Paukenschlag im Justiz-Krimi„Duz-Freundin“ von NRW-Minister Limbach nimmt neuen Job in Berlin an

Benjamin Limbach (Grüne), Justizminister von Nordrhein-Westfalen, steht in der OVG-Affäre unter Druck. Ist der Weggang seiner ehemaligen Kollegin nun der Befreiungsschlag?
Copyright: David Young/dpa
Die Hauptfigur in der Affäre um die Besetzung des Spitzenpostens beim Oberverwaltungsgericht (OVG) verlässt die Bühne der Landespolitik. Regierungskreise in Düsseldorf bestätigten dem „Kölner Stadt-Anzeiger“, dass Katharina J., eine Duz-Freundin von NRW-Justizminister Benjamin Limbach (Grüne), als Abteilungsleiterin ins Bundesfamilienministerium wechseln wird. J. ist derzeit als Abteilungsleiterin im NRW-Innenministerium tätig.
Im Sommer 2022 hatte sie bei einem privaten Abendessen mit Limbach ihr Interesse bekundet, Präsidentin des OVG zu werden. Da sie später im Bewerbungsverfahren auf die Überholspur geriet und den Job bekommen sollte, erwuchs ein Klüngelverdacht, der derzeit in einem Parlamentarischen Untersuchungsausschuss des Landtags aufgearbeitet wird.
Erleichterung bei den Grünen
In Regierungskreisen wurde der Wechsel unterschiedlich aufgenommen. Bei den Grünen sorgte die Entscheidung für Erleichterung. Da J. nun nicht mehr für den OVG-Posten zur Verfügung stehe, lasse der Druck auf Limbach nach, hieß es. In CDU-Kreisen war zu hören, der Wechsel könne als freiwilliger Rückzug gedeutet werden. Es bestehe aber weiterhin kein Zweifel daran, dass es keine Unregelmäßigkeiten im Bewerbungsverfahren gegeben habe. J. sei die beste Kandidatin im Auswahlverfahren gewesen.
Die Bewerberin J. war dreimal im Untersuchungsausschuss vernommen worden und hatte dabei schwere Vorwürfe gegen die Opposition erhoben. J. sprach davon, zum Opfer von politischen Ränkespielen geworden zu sein. „Ich werde mich nicht daran beteiligen, aus dem Besetzungsverfahren zu einem der höchsten Richterämter in diesem Land eine Posse oder eine Schmutzkampagne zu machen“, hatte J. in ihrem Eingangsstatement erklärt. „So etwas war nie mein Stil, und wird es auch nicht werden, egal wie viel Dreck noch geworfen wird.“
„So etwas war nie mein Stil, und wird es auch nicht werden, egal wie viel Dreck noch geworfen wird“
Nach dem Wechsel nach Berlin wird nun der bislang unterlegene Bundesrichter G. zum Favoriten für die Besetzung des OVG-Postens.
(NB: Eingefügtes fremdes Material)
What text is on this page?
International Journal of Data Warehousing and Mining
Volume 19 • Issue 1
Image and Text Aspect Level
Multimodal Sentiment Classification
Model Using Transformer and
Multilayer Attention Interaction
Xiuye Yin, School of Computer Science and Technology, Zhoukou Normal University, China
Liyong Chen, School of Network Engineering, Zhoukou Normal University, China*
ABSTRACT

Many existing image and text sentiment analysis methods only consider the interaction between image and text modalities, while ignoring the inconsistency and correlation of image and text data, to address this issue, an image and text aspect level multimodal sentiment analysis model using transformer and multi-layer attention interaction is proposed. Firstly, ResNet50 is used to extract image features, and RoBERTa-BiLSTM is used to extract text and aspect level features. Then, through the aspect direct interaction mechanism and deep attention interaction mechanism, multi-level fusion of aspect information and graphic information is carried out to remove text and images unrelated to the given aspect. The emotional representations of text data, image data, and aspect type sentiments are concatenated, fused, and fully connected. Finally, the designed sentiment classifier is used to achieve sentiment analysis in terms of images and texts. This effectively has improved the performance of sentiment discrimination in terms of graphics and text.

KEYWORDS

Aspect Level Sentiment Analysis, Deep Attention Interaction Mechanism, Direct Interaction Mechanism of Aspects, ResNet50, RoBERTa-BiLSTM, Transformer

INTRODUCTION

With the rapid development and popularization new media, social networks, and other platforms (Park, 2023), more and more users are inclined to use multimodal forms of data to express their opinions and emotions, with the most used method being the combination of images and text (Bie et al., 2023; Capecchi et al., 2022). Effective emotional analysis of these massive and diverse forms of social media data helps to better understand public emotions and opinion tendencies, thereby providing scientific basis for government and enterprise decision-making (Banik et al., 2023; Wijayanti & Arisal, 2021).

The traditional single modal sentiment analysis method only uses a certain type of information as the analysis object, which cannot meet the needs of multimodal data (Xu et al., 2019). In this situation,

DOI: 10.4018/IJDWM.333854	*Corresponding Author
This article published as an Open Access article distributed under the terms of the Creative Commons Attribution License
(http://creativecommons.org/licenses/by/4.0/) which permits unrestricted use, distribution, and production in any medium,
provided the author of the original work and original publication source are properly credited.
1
Er war ebenfalls vom Untersuchungsausschuss vernommen worden – und hatte Limbach dabei indirekt vorgeworfen, die Unwahrheit gesagt zu haben. G. ist übrigens ebenfalls ein Duz-Freund von Limbach – und auch von Katharina J.. Alle drei waren zur gleichen Zeit Richterkollegen am Verwaltungsgericht in Köln.
Im Bundesfamilienministerium soll die Juristin für Gleichstellung zuständig sein. J. hatte bei ihrer Vernehmung darauf hingewiesen, sie habe seit dem Beginn ihrer Karriere immer nur Bestnoten bekommen. Die „bewusste Herabsetzung“ ihrer beruflichen Leistungen durch die Opposition entbehre „jeglicher Grundlage“.
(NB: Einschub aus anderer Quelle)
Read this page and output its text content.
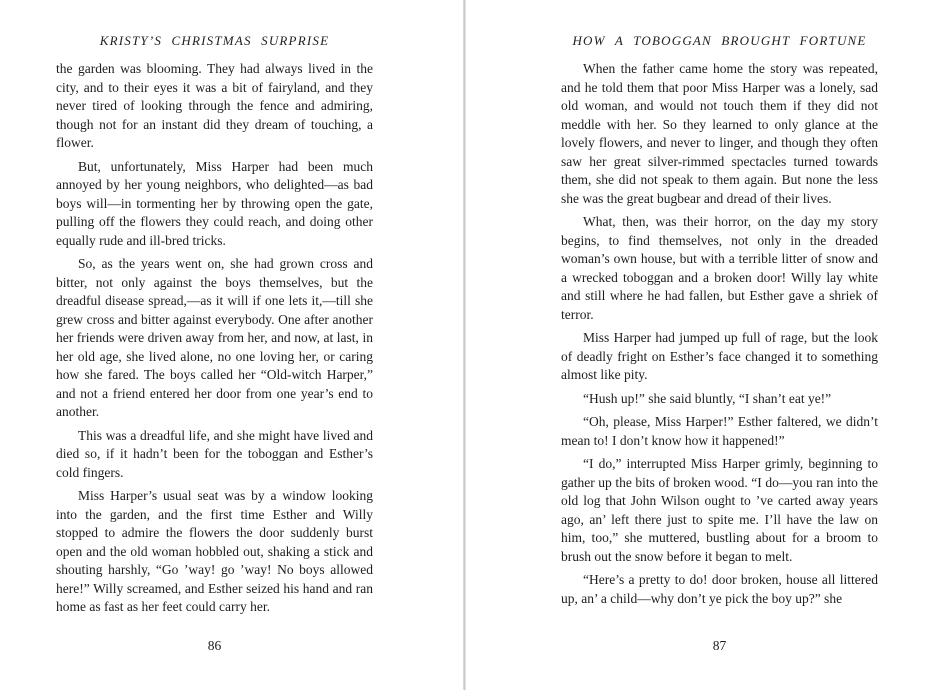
KRISTY’S CHRISTMAS SURPRISE

the garden was blooming. They had always lived in the city, and to their eyes it was a bit of fairyland, and they never tired of looking through the fence and admiring, though not for an instant did they dream of touching, a flower.

But, unfortunately, Miss Harper had been much annoyed by her young neighbors, who delighted—as bad boys will—in tormenting her by throwing open the gate, pulling off the flowers they could reach, and doing other equally rude and ill-bred tricks.

So, as the years went on, she had grown cross and bitter, not only against the boys themselves, but the dreadful disease spread,—as it will if one lets it,—till she grew cross and bitter against everybody. One after another her friends were driven away from her, and now, at last, in her old age, she lived alone, no one loving her, or caring how she fared. The boys called her “Old-witch Harper,” and not a friend entered her door from one year’s end to another.

This was a dreadful life, and she might have lived and died so, if it hadn’t been for the toboggan and Esther’s cold fingers.

Miss Harper’s usual seat was by a window looking into the garden, and the first time Esther and Willy stopped to admire the flowers the door suddenly burst open and the old woman hobbled out, shaking a stick and shouting harshly, “Go ’way! go ’way! No boys allowed here!” Willy screamed, and Esther seized his hand and ran home as fast as her feet could carry her.

86
HOW A TOBOGGAN BROUGHT FORTUNE

When the father came home the story was repeated, and he told them that poor Miss Harper was a lonely, sad old woman, and would not touch them if they did not meddle with her. So they learned to only glance at the lovely flowers, and never to linger, and though they often saw her great silver-rimmed spectacles turned towards them, she did not speak to them again. But none the less she was the great bugbear and dread of their lives.

What, then, was their horror, on the day my story begins, to find themselves, not only in the dreaded woman’s own house, but with a terrible litter of snow and a wrecked toboggan and a broken door! Willy lay white and still where he had fallen, but Esther gave a shriek of terror.

Miss Harper had jumped up full of rage, but the look of deadly fright on Esther’s face changed it to something almost like pity.

“Hush up!” she said bluntly, “I shan’t eat ye!”

“Oh, please, Miss Harper!” Esther faltered, we didn’t mean to! I don’t know how it happened!”

“I do,” interrupted Miss Harper grimly, beginning to gather up the bits of broken wood. “I do—you ran into the old log that John Wilson ought to ’ve carted away years ago, an’ left there just to spite me. I’ll have the law on him, too,” she muttered, bustling about for a broom to brush out the snow before it began to melt.

“Here’s a pretty to do! door broken, house all littered up, an’ a child—why don’t ye pick the boy up?” she

87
Werner Pfeil „Es gibt ein massives Problem mit Ämterpatronage in NRW“
Nadja Lüders, Obfrau der SPD im Untersuchungsausschuss, erklärte, die Wende lasse sich als „Schuldeingeständnis“ der Landesregierung interpretieren: „Wenn eine solche Maßnahme auch noch auf den letzten Metern des Parlamentarischen Untersuchungsausschusses vollzogen wird, dann lässt sich das unverkennbar als Versuch deuten, einen Schlussstrich unter diese unrühmliche Justizaffäre ziehen zu wollen“, sagte die Politikerin aus Dortmund. Für Limbach sei die Affäre aber damit „längst noch nicht ausgestanden“.
Werner Pfeil, Sprecher der FDP in dem Untersuchungsgremium, sieht das ähnlich. „Es gibt ein massives Problem mit Ämterpatronage in NRW“, sagte der Liberale. Bei der Besetzung von Spitzenposten dürfe nicht die „Parteizugehörigkeit von Duz-Freundinnen“ entscheiden. Der Wechsel nach Berlin zeige, dass die Landesregierung den Vorgang „stillschweigend beenden“ wolle. „Für das Land mag das eine elegante Lösung sein, weil damit weitere Klagen vermieden werden könnten – aber der politische Scherbenhaufen bleibt bestehen.“
Die SPD will jetzt eine Sondersitzung des Rechtsausschusses beantragen. Dort soll Limbach erklären, wie das Besetzungsverfahren jetzt weiter laufen soll. Die Präsidentenposition beim OVG ist seit Jahren unbesetzt.